Defining useful repr() methods for your classes (so you can see what an object is) and using repr() or "%r" % (...) or "...{0!r}..".format(...) in your debug messages/logs is IMHO a key to efficient debugging.
Also, the debuggers mentioned in other answers will make use of the repr() methods.
Getting a stack trace from a running Python application
There are several tricks here. These include
Breaking into an interpreter/printing a stack trace by sending a signal
Getting a stack trace out of an unprepared Python process
Running the interpreter with flags to make it useful for debugging
If you don't like spending time in debuggers (and don't appreciate poor usability of pdb command line interface), you can dump execution trace and analyze it later. For example:
python -m trace -t setup.py install > execution.log
This will dump all source line of setup.py install execution to execution.log.
To make it easier to customize trace output and write your own tracers, I put together some pieces of code into xtrace module (public domain).
When possible, I debug using M-x pdb in emacs for source level debugging.
There is a full online course called "Software Debugging" by Andreas Zeller on Udacity, packed with tips about debugging:
Course Summary
In this class you will learn how to debug programs systematically, how
to automate the debugging process and build several automated
debugging tools in Python.
Why Take This Course?
At the end of this course you will have a solid understanding about
systematic debugging, will know how to automate debugging and will
have built several functional debugging tools in Python.
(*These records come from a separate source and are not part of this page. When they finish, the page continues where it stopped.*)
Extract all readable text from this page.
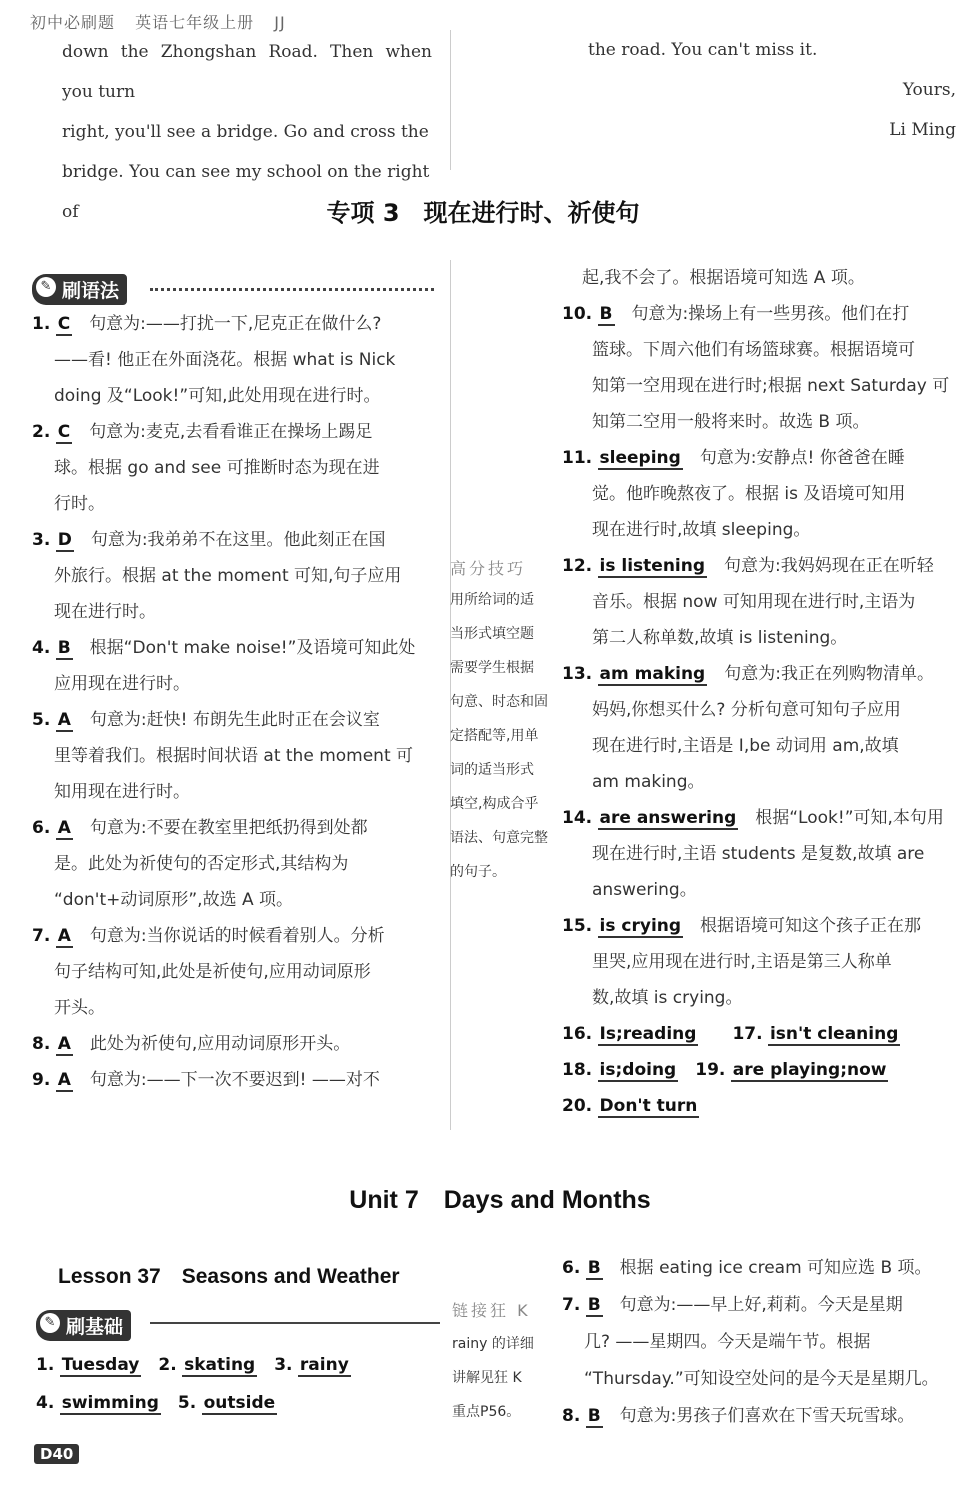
初中必刷题 英语七年级上册 JJ
down the Zhongshan Road. Then when you turn
right, you'll see a bridge. Go and cross the
bridge. You can see my school on the right of
the road. You can't miss it.
Yours,
Li Ming
专项 3　现在进行时、祈使句
✎ 刷语法
1. C　 句意为:——打扰一下,尼克正在做什么?
——看! 他正在外面浇花。根据 what is Nick
doing 及“Look!”可知,此处用现在进行时。
2. C　 句意为:麦克,去看看谁正在操场上踢足
球。根据 go and see 可推断时态为现在进
行时。
3. D　 句意为:我弟弟不在这里。他此刻正在国
外旅行。根据 at the moment 可知,句子应用
现在进行时。
4. B　 根据“Don't make noise!”及语境可知此处
应用现在进行时。
5. A　 句意为:赶快! 布朗先生此时正在会议室
里等着我们。根据时间状语 at the moment 可
知用现在进行时。
6. A　 句意为:不要在教室里把纸扔得到处都
是。此处为祈使句的否定形式,其结构为
“don't+动词原形”,故选 A 项。
7. A　 句意为:当你说话的时候看着别人。分析
句子结构可知,此处是祈使句,应用动词原形
开头。
8. A　 此处为祈使句,应用动词原形开头。
9. A　 句意为:——下一次不要迟到! ——对不
高分技巧
用所给词的适
当形式填空题
需要学生根据
句意、时态和固
定搭配等,用单
词的适当形式
填空,构成合乎
语法、句意完整
的句子。
起,我不会了。根据语境可知选 A 项。
10. B　 句意为:操场上有一些男孩。他们在打
篮球。下周六他们有场篮球赛。根据语境可
知第一空用现在进行时;根据 next Saturday 可
知第二空用一般将来时。故选 B 项。
11. sleeping　 句意为:安静点! 你爸爸在睡
觉。他昨晚熬夜了。根据 is 及语境可知用
现在进行时,故填 sleeping。
12. is listening　 句意为:我妈妈现在正在听轻
音乐。根据 now 可知用现在进行时,主语为
第二人称单数,故填 is listening。
13. am making　 句意为:我正在列购物清单。
妈妈,你想买什么? 分析句意可知句子应用
现在进行时,主语是 I,be 动词用 am,故填
am making。
14. are answering　 根据“Look!”可知,本句用
现在进行时,主语 students 是复数,故填 are
answering。
15. is crying　 根据语境可知这个孩子正在那
里哭,应用现在进行时,主语是第三人称单
数,故填 is crying。
16. Is;reading　　 17. isn't cleaning
18. is;doing　 19. are playing;now
20. Don't turn
Unit 7　Days and Months
Lesson 37　Seasons and Weather
✎ 刷基础
1. Tuesday　 2. skating　 3. rainy
4. swimming　 5. outside
链接狂 K
rainy 的详细
讲解见狂 K
重点P56。
6. B　 根据 eating ice cream 可知应选 B 项。
7. B　 句意为:——早上好,莉莉。今天是星期
几? ——星期四。今天是端午节。根据
“Thursday.”可知设空处问的是今天是星期几。
8. B　 句意为:男孩子们喜欢在下雪天玩雪球。
D40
Prerequisites and Requirements
Basic knowledge of programming and Python at the level of Udacity
CS101 or better is required. Basic understanding of Object-oriented
programming is helpful.
Highly recommended.
if you want a nice graphical way to print your call stack in a readable fashion, check out this utility: https://github.com/joerick/pyinstrument
Run from command line:
python -m pyinstrument myscript.py [args...]
Run as a module:
from pyinstrument import Profiler
profiler = Profiler()
profiler.start()
# code you want to profile
profiler.stop()
print(profiler.output_text(unicode=True, color=True))
Run with django:
Just add pyinstrument.middleware.ProfilerMiddleware to MIDDLEWARE_CLASSES, then add ?profile to the end of the request URL to activate the profiler.